Corals find a way to adapt?

Bleached brain coral.

Credit: 

NOAA

A healthy coral reef in the U.S. Virgin Islands.

Credit: 

NOAA

In the past few decades, corals around the world have become endangered because of rising water temperatures. However, a new study suggests that corals may be able to adapt to some of that warming.

Temperature records indicate that ocean waters started to warm shortly after industrial revolution, about the turn of the 20th century. In especially warm years, algae that inhabit corals — and supply them with food — start producing toxins. In an effort to protect themselves from the toxins, corals expel the algae, but as a result, lose their source of food. Left without nourishment, corals “are under more stress and are subject to mortality,” says Cheryl Logan, an assistant professor in the Division of Science and Environmental Policy at California State University at Monterey Bay and lead author of the new study in Global Change Biology. When temperatures become especially high, the loss of algae becomes noticeable as corals start turning white, a process known as bleaching. Widespread bleaching was observed for the first time in 1982 and was caused by a spike in average summer temperatures due to the El Niño cycle of that year, says Mark Eakin, one of the authors of the study and the director of the NOAA Coral Reef Watch monitoring program in College Park, Md.

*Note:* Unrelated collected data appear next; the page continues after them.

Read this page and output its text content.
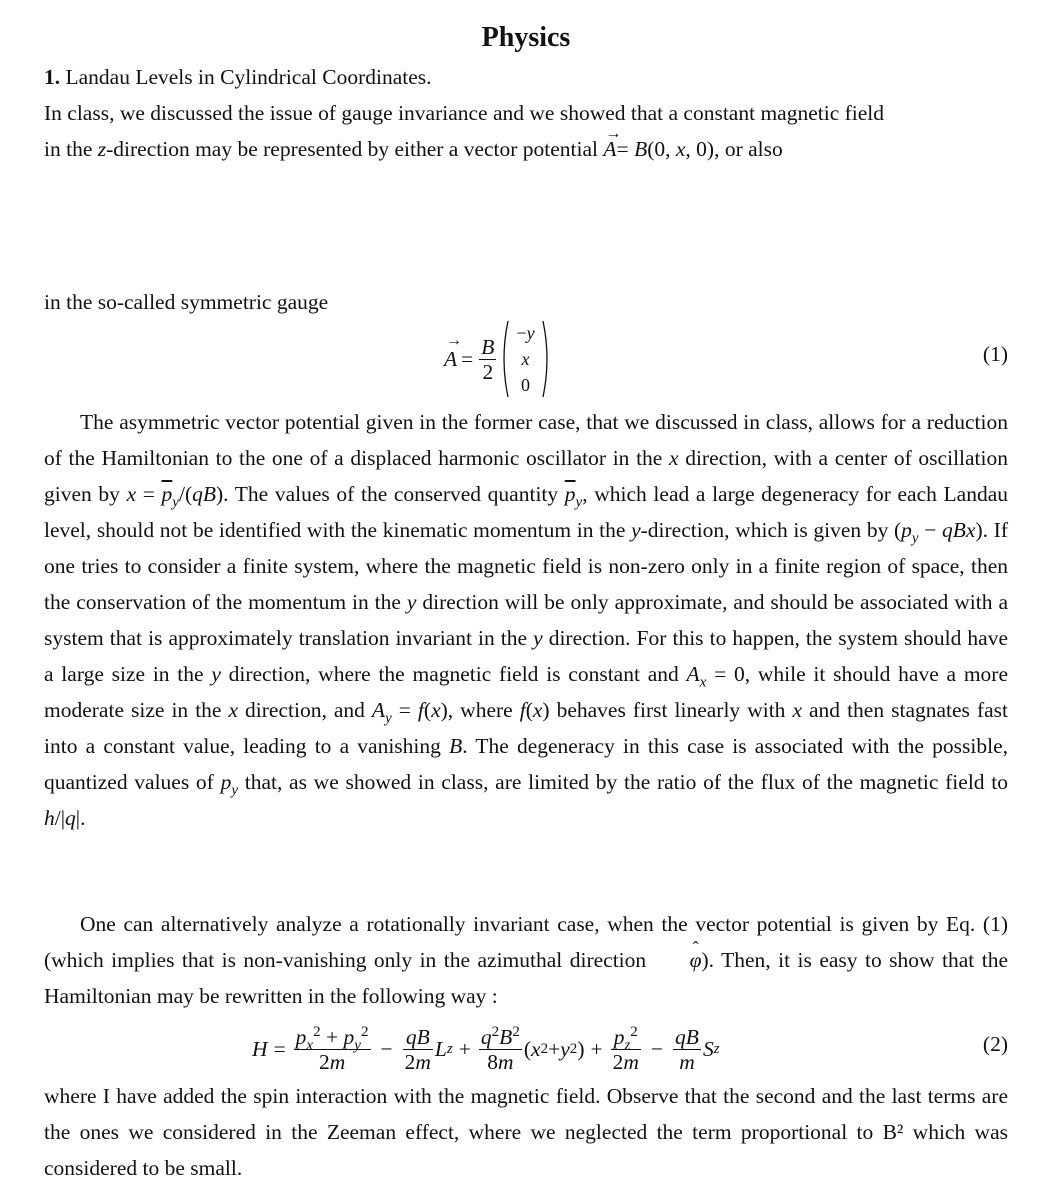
Physics
1. Landau Levels in Cylindrical Coordinates.
In class, we discussed the issue of gauge invariance and we showed that a constant magnetic field
in the z-direction may be represented by either a vector potential → A= B(0, x, 0), or also
in the so-called symmetric gauge
→ $A = \frac{B}{2}$
−y
x
0
(1)
The asymmetric vector potential given in the former case, that we discussed in class, allows for a reduction of the Hamiltonian to the one of a displaced harmonic oscillator in the x direction, with a center of oscillation given by $x = \overline{p}_y/(qB)$. The values of the conserved quantity $\overline{p}_y$, which lead a large degeneracy for each Landau level, should not be identified with the kinematic momentum in the y-direction, which is given by $(p_y - qBx)$. If one tries to consider a finite system, where the magnetic field is non-zero only in a finite region of space, then the conservation of the momentum in the y direction will be only approximate, and should be associated with a system that is approximately translation invariant in the y direction. For this to happen, the system should have a large size in the y direction, where the magnetic field is constant and $A_x = 0$, while it should have a more moderate size in the x direction, and $A_y = f(x)$, where f(x) behaves first linearly with x and then stagnates fast into a constant value, leading to a vanishing B. The degeneracy in this case is associated with the possible, quantized values of $p_y$ that, as we showed in class, are limited by the ratio of the flux of the magnetic field to h/|q|.
One can alternatively analyze a rotationally invariant case, when the vector potential is given by Eq. (1) (which implies that is non-vanishing only in the azimuthal direction ˆ φ). Then, it is easy to show that the Hamiltonian may be rewritten in the following way :
$H = \frac{p_x^2 + p_y^2}{2m} - \frac{qB}{2m}$ L $z + \frac{q^2B^2}{8m}$ ( x 2 + y 2 ) + $\frac{p_z^2}{2m} - \frac{qB}{m}$ S z	(2)
where I have added the spin interaction with the magnetic field. Observe that the second and the last terms are the ones we considered in the Zeeman effect, where we neglected the term proportional to B² which was considered to be small.
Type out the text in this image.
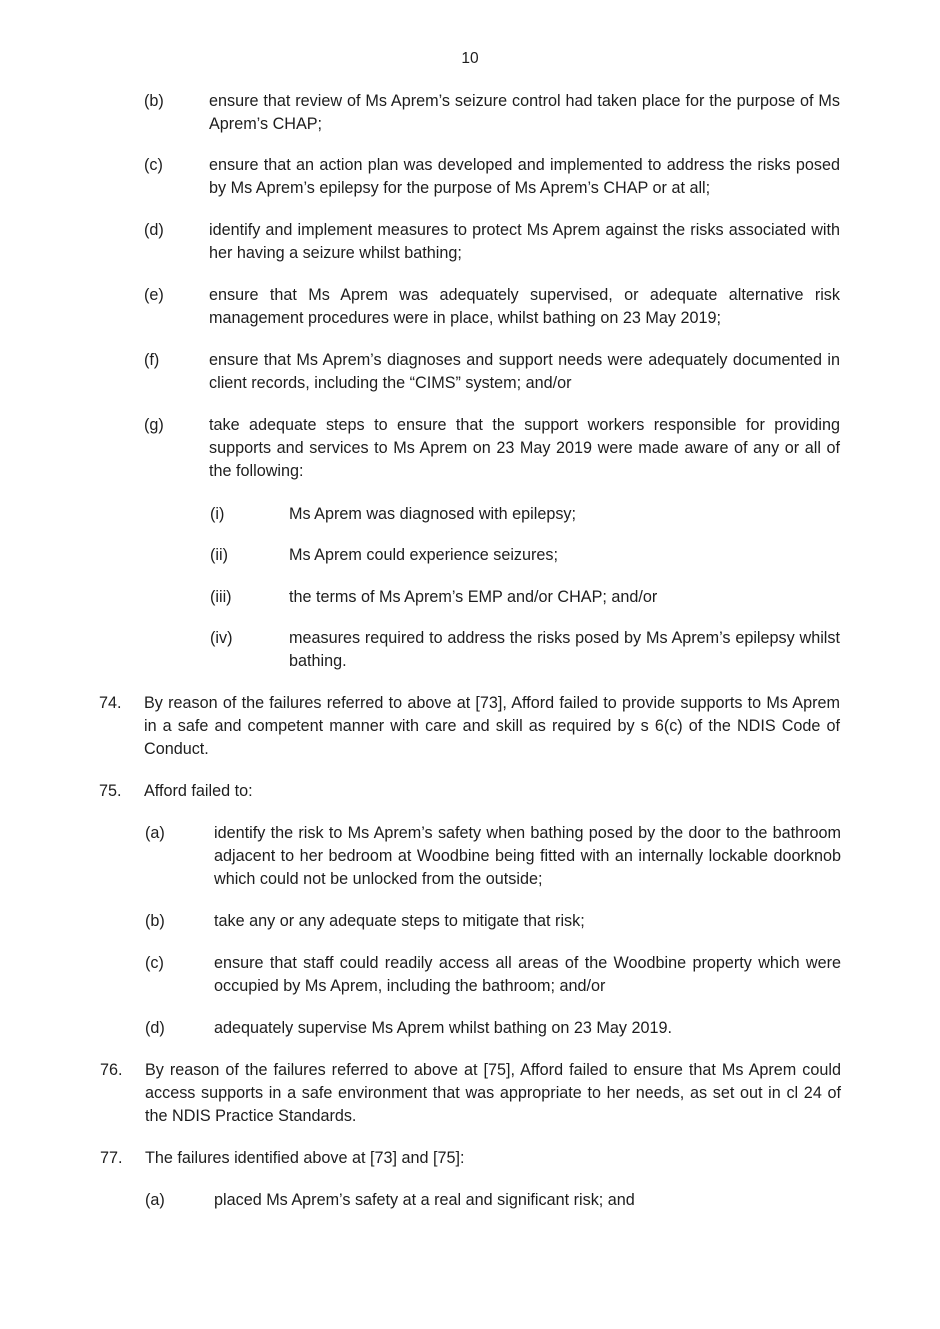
10
(b)	ensure that review of Ms Aprem’s seizure control had taken place for the purpose of Ms Aprem’s CHAP;
(c)	ensure that an action plan was developed and implemented to address the risks posed by Ms Aprem’s epilepsy for the purpose of Ms Aprem’s CHAP or at all;
(d)	identify and implement measures to protect Ms Aprem against the risks associated with her having a seizure whilst bathing;
(e)	ensure that Ms Aprem was adequately supervised, or adequate alternative risk management procedures were in place, whilst bathing on 23 May 2019;
(f)	ensure that Ms Aprem’s diagnoses and support needs were adequately documented in client records, including the “CIMS” system; and/or
(g)	take adequate steps to ensure that the support workers responsible for providing supports and services to Ms Aprem on 23 May 2019 were made aware of any or all of the following:
(i)	Ms Aprem was diagnosed with epilepsy;
(ii)	Ms Aprem could experience seizures;
(iii)	the terms of Ms Aprem’s EMP and/or CHAP; and/or
(iv)	measures required to address the risks posed by Ms Aprem’s epilepsy whilst bathing.
74. By reason of the failures referred to above at [73], Afford failed to provide supports to Ms Aprem in a safe and competent manner with care and skill as required by s 6(c) of the NDIS Code of Conduct.
75. Afford failed to:
(a)	identify the risk to Ms Aprem’s safety when bathing posed by the door to the bathroom adjacent to her bedroom at Woodbine being fitted with an internally lockable doorknob which could not be unlocked from the outside;
(b)	take any or any adequate steps to mitigate that risk;
(c)	ensure that staff could readily access all areas of the Woodbine property which were occupied by Ms Aprem, including the bathroom; and/or
(d)	adequately supervise Ms Aprem whilst bathing on 23 May 2019.
76. By reason of the failures referred to above at [75], Afford failed to ensure that Ms Aprem could access supports in a safe environment that was appropriate to her needs, as set out in cl 24 of the NDIS Practice Standards.
77. The failures identified above at [73] and [75]:
(a)	placed Ms Aprem’s safety at a real and significant risk; and
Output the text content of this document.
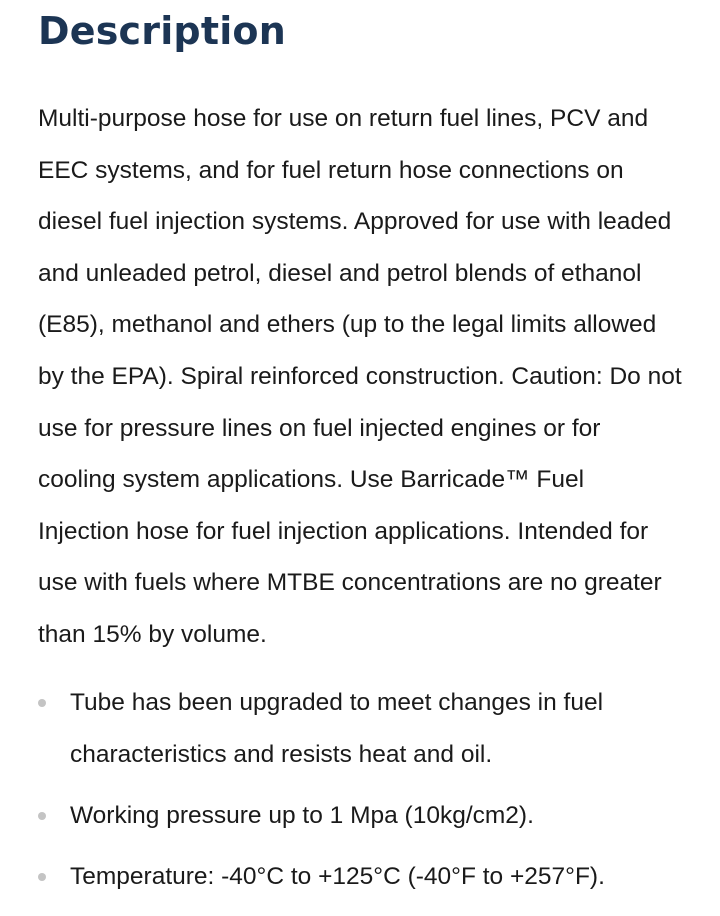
Description

Multi-purpose hose for use on return fuel lines, PCV and EEC systems, and for fuel return hose connections on diesel fuel injection systems. Approved for use with leaded and unleaded petrol, diesel and petrol blends of ethanol (E85), methanol and ethers (up to the legal limits allowed by the EPA). Spiral reinforced construction. Caution: Do not use for pressure lines on fuel injected engines or for cooling system applications. Use Barricade™ Fuel Injection hose for fuel injection applications. Intended for use with fuels where MTBE concentrations are no greater than 15% by volume.

Tube has been upgraded to meet changes in fuel characteristics and resists heat and oil.
Working pressure up to 1 Mpa (10kg/cm2).
Temperature: -40°C to +125°C (-40°F to +257°F).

Based on satellite data that first became available in the late 1980s, researchers know that corals in different parts of the world undergo bleaching — or exceed their “bleaching threshold” — at different temperatures. Corals in warmer locations around the world, for example, have higher bleaching thresholds than corals in cooler locations. But on average, corals everywhere bleach at about 1 to 2 degrees Celsius above the average temperatures for the warmest month of the year for a specific location. That threshold has not increased by much over the last few decades, as evidenced by the amount of coral bleaching that’s been observed around the world, Eakin says.

But, Eakin says, the fact that corals have different bleaching thresholds in different locations indicates that corals are capable of adapting their bleaching thresholds, so perhaps they can also adapt to rising temperatures within the same location.

To test this hypothesis, Logan, Eakin and their colleagues used the NOAA/GFDL Earth System Model 2. Based on water temperature records that were available in the beginning of last century, the team modeled what the bleaching threshold was for the years 1900 to 1910. If that threshold had remained constant, widespread bleaching events would have occurred prior to 1982 and would have been more intense, Eakin says. But globally such widespread bleaching wasn’t recorded prior to 1982, indicating that corals adapted to some of the warming that occurred, the team reported. Thus their research shows that corals can adapt, at least in part, they noted.

However, the adaptation — the increase in bleaching thresholds — is not keeping up with the rate of warming. “We are seeing an increase in the frequency and intensity of the warm events that are causing corals to bleach,” Eakin says. That is why so many corals can’t stave off bleaching in response to warming that is happening now.

The team attributes the corals’ ability to partially adapt to multiple factors. For one, when corals that are most sensitive to heat die, more resistant corals can repopulate vacated areas. In addition, corals are replacing ejected algae with algae that can better handle heat.

Based on these factors, the authors suggest that many corals might be able to survive through the end of the century — if the current rate of warming decreases. But other coral reef researchers say even if warming does decrease, corals are in trouble. “When I used an ensemble of climate models, I came to a different conclusion, “ says Ruben van Hooidonk, a postdoctoral associate at the Cooperative Institute for Marine and Atmospheric Studies (CIMAS) at the University of Miami and NOAA's Atlantic Oceanographic and Meteorological Laboratory in Miami, who was not involved with the study. “I projected about 90 percent of reefs” will experience bleaching conditions annually by 2070, he says, even if warming does decrease.

One interesting note, Eakin says, is that although the adaptation may allow the corals to survive increasing temperatures, the adjustment carries negative side effects as well. When only heat-tolerant corals survive, biodiversity is lost. In addition, the heat-tolerant algae that replace the ejected algae grow more slowly, which means less food for corals. As a result, corals grow more slowly. In the meantime, carbon dioxide from the atmosphere is quick to react with the carbonate in the water to form carbonic acid, causing ocean acidification.